I have this dataset:
sample_data = data.frame(col1 = c("james", "john", "henry"), col2 = c("123 forest road", "jason", "tim"), col3 = c("NA", "124 valley street", "peter"), col4 = c("NA", "NA", "125 ocean road") )
col1 col2 col3 col4
james 123 forest road NA NA
john jason 124 valley street NA
henry tim peter 125 ocean road
I want to try and figure out a way in which the second column always contains the "address" - the final product would look this would look something like this:
# code to show sample of desired result
desired_result = data.frame(col1 = c("james", "john", "henry"), col2 = c("123 forest road", "124 valley street", "125 ocean road"))
col1 col2
james 123 forest road
john 124 valley street
henry 125 ocean road
I have been trying to think of and research functions in R that are able to "scan" if the value contained within a row/column starts with a number, and make a decision accordingly.
I had the following idea - I can check to see if a given column starts with a number or not:
sample_data$is_col2_a_number = grepl("^[0-9]{1,}$", substr(sample_data$col2,1,1))
sample_data$is_col3_a_number = grepl("^[0-9]{1,}$", substr(sample_data$col3,1,1))
sample_data$is_col4_a_number = grepl("^[0-9]{1,}$", substr(sample_data$col4,1,1))
col1 col2 col3 col4 is_col2_a_number is_col3_a_number is_col4_a_number
1 james 123 forest road NA NA TRUE FALSE FALSE
2 john jason 124 valley street NA FALSE TRUE FALSE
3 henry tim peter 125 ocean road FALSE FALSE TRUE
Next, I would try to figure out how to code the following logic:
- For a given row, find the first cell that contains the value TRUE
- Keep the column corresponding to that condition
I tried this row-by-row:
first_row = sample_data[1,]
ifelse(first_row$is_col2_a_number == "TRUE", first_row[,c(1,2)], ifelse(first_row$is_col3_a_number, first_row[, c(1,3)], first_row[, c(1,4)]))
But I think I have made this unnecessarily complicated.

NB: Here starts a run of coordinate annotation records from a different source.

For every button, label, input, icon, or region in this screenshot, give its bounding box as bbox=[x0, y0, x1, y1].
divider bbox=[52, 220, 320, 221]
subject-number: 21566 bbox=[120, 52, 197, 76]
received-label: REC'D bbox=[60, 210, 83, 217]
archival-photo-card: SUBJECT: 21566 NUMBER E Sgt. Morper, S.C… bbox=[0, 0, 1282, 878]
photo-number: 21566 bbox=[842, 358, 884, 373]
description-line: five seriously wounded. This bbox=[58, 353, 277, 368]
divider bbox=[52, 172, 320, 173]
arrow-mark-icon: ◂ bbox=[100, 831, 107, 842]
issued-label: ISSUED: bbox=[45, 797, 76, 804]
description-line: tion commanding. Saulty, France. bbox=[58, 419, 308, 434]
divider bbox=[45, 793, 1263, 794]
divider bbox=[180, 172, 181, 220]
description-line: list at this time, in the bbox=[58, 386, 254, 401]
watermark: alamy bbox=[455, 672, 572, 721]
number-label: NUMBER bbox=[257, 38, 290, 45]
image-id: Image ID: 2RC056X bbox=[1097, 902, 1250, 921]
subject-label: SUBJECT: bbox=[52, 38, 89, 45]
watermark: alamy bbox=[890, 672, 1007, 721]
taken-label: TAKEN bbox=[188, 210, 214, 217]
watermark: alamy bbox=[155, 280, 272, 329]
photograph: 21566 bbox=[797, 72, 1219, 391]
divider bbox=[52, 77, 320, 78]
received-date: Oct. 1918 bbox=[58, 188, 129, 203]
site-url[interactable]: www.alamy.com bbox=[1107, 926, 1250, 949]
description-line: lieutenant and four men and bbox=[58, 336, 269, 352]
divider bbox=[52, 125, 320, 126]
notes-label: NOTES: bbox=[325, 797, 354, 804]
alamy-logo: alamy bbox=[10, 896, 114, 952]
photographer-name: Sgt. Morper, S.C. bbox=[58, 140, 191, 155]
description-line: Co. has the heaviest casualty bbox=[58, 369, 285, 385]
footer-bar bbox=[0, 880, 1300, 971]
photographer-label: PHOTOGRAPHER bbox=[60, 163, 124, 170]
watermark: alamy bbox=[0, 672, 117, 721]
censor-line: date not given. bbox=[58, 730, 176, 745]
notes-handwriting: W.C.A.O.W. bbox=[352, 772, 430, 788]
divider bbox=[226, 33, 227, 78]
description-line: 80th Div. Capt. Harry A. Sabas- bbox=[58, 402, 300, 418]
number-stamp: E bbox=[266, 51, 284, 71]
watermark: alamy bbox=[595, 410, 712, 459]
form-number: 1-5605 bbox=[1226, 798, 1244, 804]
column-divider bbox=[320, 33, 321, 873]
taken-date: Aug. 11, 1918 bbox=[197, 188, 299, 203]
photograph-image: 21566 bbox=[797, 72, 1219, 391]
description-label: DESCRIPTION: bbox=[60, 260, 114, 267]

Can someone please give me a hand and suggest how I can continue solving this problem?
Thank you!
CodePudding user response:
This should work:
library(dplyr)
library(tidyr)
library(stringr)
sample_data = data.frame(col1 = c("james", "john", "henry"), col2 = c("123 forest road", "jason", "tim"), col3 = c("NA", "124 valley street", "peter"), col4 = c("NA", "NA", "125 ocean road") )
tmp <- sample_data %>%
mutate(across(col2:col4, ~case_when(str_detect(.x, "^\\d") ~ .x,
TRUE ~ NA_character_)),
address = coalesce(col2, col3, col4)) %>%
select(col1, address)
tmp
#> col1 address
#> 1 james 123 forest road
#> 2 john 124 valley street
#> 3 henry 125 ocean road
Created on 2022-06-30 by the reprex package (v2.0.1)
CodePudding user response:
I thought of a (very ineffective) way to solve my own problem!
sample_data = data.frame(col1 = c("james", "john", "henry"), col2 = c("123 forest road", "jason", "tim"), col3 = c("NA", "124 valley street", "peter"), col4 = c("NA", "NA", "125 ocean road") )
sample_data$is_col2_a_number = grepl("^[0-9]{1,}$", substr(sample_data$col2,1,1))
sample_data$is_col3_a_number = grepl("^[0-9]{1,}$", substr(sample_data$col3,1,1))
sample_data$is_col4_a_number = grepl("^[0-9]{1,}$", substr(sample_data$col4,1,1))
a1 <- sample_data[which(sample_data$is_col2_a_number == "TRUE"), ]
a1 <- a1[,c(1,2)]
colnames(a1)[2] <- "i"
b1 <- sample_data[which(sample_data$is_col3_a_number == "TRUE"), ]
b1 <- b1[,c(1,3)]
colnames(b1)[2] <- "i"
c1 <- sample_data[which(sample_data$is_col4_a_number == "TRUE"), ]
c1 <- c1[,c(1,4)]
colnames(c1)[2] <- "i"
final = rbind(a1,b1,c1)
Here is the desired output:
col1 i
1 james 123 forest road
2 john 124 valley street
3 henry 125 ocean road